Rough night on the main sail. Note the huge bulge towards the front- filled with rain water. In the back sails had to be replaced into the cradle.
We picked up WiFi service about 35 miles out. Heads bent over cell phones we renewed our contact with the outside world…texts, emails. That’s when I looked up and noticed a boat about to pass right in front of us!!! LOOK OUT!! OK, just kidding, but texting and boating can be dangerous as well. 😊
I did get a bit of a shock though. Seems my son and his girlfriend had been in a 4- wheeler accident over the weekend. While they had some serious injuries, they were now at home and on the way to recovery. This is always a major concern to me- that I will be offshore and someone gets seriously injured and I’m not there. We have a satellite phone so we can be reached in emergencies when offshore, but my son told me he did not want to bother me offshore and cause me to ‘panic’ when there was nothing I could do. He’s right- I would not have been able to do much- they were already in good hands- and I appreciated the thoughtfulness, but I still hate to be so far away in that situation.

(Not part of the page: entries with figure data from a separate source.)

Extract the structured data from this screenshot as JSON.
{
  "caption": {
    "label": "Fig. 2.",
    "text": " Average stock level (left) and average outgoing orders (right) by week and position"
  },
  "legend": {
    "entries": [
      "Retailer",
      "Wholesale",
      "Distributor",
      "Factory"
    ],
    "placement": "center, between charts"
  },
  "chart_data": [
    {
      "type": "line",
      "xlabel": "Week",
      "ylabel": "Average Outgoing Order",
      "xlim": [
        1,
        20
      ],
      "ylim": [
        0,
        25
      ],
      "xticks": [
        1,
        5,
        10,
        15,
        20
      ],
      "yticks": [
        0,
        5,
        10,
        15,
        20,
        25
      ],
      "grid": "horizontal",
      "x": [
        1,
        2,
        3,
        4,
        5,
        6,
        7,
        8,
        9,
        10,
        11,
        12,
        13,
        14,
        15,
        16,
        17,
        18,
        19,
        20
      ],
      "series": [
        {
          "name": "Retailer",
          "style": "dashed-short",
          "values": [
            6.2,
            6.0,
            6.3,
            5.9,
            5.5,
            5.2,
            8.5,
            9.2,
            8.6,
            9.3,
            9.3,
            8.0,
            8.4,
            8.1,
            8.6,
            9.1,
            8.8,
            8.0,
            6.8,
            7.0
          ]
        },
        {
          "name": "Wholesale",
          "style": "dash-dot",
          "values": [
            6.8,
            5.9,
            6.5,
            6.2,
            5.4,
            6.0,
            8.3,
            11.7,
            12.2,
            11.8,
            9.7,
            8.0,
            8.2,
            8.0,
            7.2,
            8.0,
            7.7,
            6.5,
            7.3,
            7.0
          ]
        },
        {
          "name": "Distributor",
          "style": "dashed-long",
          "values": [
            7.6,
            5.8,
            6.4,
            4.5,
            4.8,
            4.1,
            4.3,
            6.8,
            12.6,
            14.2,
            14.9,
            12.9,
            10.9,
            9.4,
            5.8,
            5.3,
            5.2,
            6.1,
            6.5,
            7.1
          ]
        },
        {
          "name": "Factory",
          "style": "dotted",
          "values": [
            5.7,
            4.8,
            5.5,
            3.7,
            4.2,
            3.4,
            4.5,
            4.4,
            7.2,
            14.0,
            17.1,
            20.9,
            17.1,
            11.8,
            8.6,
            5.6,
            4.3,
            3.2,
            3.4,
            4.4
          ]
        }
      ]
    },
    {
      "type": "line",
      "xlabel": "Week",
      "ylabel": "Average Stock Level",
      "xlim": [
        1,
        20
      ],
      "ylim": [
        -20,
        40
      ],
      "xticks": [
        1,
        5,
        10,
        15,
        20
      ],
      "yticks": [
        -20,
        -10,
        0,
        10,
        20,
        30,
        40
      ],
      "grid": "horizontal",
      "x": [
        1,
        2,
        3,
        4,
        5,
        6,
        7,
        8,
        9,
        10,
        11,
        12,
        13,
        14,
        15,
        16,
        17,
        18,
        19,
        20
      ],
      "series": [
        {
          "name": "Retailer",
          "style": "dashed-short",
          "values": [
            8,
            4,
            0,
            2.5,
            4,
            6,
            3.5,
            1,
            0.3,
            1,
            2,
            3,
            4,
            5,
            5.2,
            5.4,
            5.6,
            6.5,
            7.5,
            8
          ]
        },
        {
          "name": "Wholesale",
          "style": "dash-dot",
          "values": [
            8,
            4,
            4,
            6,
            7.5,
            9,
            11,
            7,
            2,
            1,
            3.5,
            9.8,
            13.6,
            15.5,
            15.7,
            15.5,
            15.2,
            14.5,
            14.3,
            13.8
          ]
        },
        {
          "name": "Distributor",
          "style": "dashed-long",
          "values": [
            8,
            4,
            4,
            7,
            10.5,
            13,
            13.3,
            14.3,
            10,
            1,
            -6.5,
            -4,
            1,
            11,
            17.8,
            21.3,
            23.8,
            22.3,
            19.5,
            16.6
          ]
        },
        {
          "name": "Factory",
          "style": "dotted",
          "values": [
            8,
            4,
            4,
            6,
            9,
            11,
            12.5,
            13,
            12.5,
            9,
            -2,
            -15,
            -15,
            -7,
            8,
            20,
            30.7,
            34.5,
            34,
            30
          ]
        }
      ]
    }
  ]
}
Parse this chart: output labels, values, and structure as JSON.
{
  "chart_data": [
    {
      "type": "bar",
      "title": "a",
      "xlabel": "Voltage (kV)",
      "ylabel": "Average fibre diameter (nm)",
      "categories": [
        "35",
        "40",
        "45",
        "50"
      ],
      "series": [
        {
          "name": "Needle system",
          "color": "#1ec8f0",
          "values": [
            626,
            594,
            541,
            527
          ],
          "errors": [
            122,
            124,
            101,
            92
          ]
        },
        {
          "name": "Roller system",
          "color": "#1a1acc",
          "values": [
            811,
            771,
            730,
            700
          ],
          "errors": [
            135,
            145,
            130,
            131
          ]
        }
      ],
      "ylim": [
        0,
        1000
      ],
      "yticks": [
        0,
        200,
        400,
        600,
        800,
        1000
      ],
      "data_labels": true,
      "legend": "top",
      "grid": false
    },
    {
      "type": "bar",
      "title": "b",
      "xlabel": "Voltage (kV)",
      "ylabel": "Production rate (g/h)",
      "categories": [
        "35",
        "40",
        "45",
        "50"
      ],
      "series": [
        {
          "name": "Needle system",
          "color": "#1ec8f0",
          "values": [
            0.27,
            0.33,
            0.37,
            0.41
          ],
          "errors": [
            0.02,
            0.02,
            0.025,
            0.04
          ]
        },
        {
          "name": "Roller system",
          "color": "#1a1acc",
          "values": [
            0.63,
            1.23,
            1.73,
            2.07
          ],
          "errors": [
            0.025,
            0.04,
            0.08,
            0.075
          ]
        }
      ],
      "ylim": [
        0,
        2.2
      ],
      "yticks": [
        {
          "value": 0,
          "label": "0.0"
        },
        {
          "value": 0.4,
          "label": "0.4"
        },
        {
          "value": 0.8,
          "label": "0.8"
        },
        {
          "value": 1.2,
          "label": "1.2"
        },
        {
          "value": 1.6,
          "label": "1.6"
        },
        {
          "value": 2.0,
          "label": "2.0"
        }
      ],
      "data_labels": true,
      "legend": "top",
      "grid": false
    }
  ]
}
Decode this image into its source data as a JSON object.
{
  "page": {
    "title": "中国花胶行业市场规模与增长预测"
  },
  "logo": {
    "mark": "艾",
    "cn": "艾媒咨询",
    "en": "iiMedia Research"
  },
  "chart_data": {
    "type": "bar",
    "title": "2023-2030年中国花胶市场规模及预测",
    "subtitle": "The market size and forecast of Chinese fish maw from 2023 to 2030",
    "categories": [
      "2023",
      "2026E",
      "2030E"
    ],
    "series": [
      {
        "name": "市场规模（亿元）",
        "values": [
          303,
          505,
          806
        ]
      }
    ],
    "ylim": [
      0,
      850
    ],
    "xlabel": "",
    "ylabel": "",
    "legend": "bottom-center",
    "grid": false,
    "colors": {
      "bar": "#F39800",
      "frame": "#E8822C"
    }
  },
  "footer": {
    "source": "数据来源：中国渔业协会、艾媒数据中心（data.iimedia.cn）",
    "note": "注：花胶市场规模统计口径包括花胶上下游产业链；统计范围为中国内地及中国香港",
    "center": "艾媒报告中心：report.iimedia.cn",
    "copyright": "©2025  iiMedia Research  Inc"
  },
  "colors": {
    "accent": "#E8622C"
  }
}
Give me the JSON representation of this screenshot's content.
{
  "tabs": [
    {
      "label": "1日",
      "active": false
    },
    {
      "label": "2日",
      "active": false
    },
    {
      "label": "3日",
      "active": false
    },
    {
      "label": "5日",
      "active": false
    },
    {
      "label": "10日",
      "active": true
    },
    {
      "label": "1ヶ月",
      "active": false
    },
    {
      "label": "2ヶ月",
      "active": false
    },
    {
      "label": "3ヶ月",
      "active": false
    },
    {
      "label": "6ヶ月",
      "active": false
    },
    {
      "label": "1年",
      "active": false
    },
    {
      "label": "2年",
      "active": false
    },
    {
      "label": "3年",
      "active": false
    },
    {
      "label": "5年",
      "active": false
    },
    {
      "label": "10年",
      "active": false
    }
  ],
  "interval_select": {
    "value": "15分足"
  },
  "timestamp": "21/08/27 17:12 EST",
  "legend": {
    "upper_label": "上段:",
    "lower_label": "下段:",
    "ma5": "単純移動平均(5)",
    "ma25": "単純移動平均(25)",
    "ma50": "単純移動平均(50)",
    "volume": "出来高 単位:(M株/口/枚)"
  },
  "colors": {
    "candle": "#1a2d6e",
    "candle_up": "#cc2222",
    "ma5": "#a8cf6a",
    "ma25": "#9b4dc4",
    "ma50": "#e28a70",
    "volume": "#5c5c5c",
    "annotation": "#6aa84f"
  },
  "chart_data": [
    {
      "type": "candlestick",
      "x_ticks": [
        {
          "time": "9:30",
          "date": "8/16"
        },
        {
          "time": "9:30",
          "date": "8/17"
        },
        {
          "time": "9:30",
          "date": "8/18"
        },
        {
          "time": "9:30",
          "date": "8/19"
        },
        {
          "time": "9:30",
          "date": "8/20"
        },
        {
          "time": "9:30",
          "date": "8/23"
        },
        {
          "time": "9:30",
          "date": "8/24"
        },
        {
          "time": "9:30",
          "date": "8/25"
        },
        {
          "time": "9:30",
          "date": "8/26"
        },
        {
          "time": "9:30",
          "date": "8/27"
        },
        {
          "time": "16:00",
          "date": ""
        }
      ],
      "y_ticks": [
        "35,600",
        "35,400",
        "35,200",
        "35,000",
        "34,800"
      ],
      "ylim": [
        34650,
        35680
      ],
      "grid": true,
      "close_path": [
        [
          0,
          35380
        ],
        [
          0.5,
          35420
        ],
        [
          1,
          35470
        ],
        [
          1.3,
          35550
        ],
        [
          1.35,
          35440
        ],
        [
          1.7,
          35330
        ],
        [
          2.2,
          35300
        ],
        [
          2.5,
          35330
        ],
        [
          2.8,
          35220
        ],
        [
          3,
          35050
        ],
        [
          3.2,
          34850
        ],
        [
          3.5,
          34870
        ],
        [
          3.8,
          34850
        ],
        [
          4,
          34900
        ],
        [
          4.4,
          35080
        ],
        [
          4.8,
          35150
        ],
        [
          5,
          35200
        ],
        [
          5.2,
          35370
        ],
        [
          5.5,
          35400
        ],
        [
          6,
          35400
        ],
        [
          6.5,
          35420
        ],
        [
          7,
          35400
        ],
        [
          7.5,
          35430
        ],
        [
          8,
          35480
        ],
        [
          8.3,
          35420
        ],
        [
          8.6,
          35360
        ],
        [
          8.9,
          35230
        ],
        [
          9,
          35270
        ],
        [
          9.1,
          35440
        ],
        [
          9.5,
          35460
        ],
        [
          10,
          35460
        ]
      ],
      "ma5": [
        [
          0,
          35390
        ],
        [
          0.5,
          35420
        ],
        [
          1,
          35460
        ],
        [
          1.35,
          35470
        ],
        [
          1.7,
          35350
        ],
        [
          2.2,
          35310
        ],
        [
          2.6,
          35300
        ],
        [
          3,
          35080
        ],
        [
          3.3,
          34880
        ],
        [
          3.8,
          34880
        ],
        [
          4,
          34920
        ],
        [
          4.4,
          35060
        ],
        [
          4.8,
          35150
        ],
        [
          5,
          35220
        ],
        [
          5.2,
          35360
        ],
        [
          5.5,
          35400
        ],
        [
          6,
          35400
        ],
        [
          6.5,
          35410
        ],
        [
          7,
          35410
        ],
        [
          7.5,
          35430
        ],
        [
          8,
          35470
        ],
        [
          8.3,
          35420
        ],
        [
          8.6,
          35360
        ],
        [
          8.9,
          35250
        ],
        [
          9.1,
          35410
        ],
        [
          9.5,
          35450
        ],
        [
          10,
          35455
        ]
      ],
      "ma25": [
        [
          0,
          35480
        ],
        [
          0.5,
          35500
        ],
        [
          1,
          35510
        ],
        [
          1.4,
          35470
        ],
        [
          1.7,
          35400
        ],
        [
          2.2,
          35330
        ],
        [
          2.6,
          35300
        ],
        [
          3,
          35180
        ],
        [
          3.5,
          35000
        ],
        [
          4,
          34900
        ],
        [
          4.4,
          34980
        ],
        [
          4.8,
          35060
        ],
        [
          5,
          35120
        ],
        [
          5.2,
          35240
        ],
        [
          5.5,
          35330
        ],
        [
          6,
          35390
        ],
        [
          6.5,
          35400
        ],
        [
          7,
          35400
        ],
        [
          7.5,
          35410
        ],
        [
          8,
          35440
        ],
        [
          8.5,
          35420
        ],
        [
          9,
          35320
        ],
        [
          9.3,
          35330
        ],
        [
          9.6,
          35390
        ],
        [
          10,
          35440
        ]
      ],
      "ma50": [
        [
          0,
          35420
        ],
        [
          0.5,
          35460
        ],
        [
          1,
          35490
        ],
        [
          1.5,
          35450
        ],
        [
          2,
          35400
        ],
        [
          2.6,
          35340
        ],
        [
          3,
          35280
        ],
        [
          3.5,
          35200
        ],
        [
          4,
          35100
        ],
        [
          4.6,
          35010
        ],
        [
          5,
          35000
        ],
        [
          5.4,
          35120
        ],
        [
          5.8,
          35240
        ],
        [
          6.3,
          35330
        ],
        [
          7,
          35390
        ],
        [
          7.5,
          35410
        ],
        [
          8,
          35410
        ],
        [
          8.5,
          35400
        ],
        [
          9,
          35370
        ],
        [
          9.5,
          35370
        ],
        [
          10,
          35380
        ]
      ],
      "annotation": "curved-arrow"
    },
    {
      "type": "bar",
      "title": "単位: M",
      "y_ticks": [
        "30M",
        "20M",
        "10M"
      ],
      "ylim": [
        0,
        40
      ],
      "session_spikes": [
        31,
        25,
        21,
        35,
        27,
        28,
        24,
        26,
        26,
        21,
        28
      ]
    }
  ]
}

We entered the mouth of the NY harbor looking for relief from the rough waves but none was to be found. In fact, the waves seemed to be more confused and a bit higher and the ride was once again very rough as we sailed into the waves and salt spray repeatedly hit our windows. We were all surprised by the lack of any boat traffic but surmised that because of the bad weather and seas, pleasure boating would be limited but there wasn’t much commercial traffic either. We still had about 1.5 hours to go before we would reach our marina in NYC (remember, we are on a sailboat traveling at 5 knots per hour).
Finally, the Verazzano bridge and the skyline of downtown Manhattan came into view and the water calmed. Commercial boat traffic picked up. We were all looking forward to sailing past the Statue of Liberty in our own vessel. It felt like a ‘reward’ to have this opportunity after our long trip. And it was special… so, so special… to sail past that symbol of our country and past Ellis Island, where, at one time, Doug’s and my ancestors probably entered the U.S.
Sailing under Verazzano Bridge. May not look like it but had a 100 ft clearance for the mast
Lower Manhattan in sight
Lady Liberty needs no introduction. Notice the mass of tourists at the base of the statue waiting to get inside.
We sailed up the Hudson River to the Newport Yacht Club Marina, located on the New Jersey side of the river, directly across from mid-town Manhattan.
WE MADE IT!!!—over 750 miles in a little over 4 days. After a few days of rest and enjoying one of my favorite cities in the world, we are going to head out to Long Island Sound.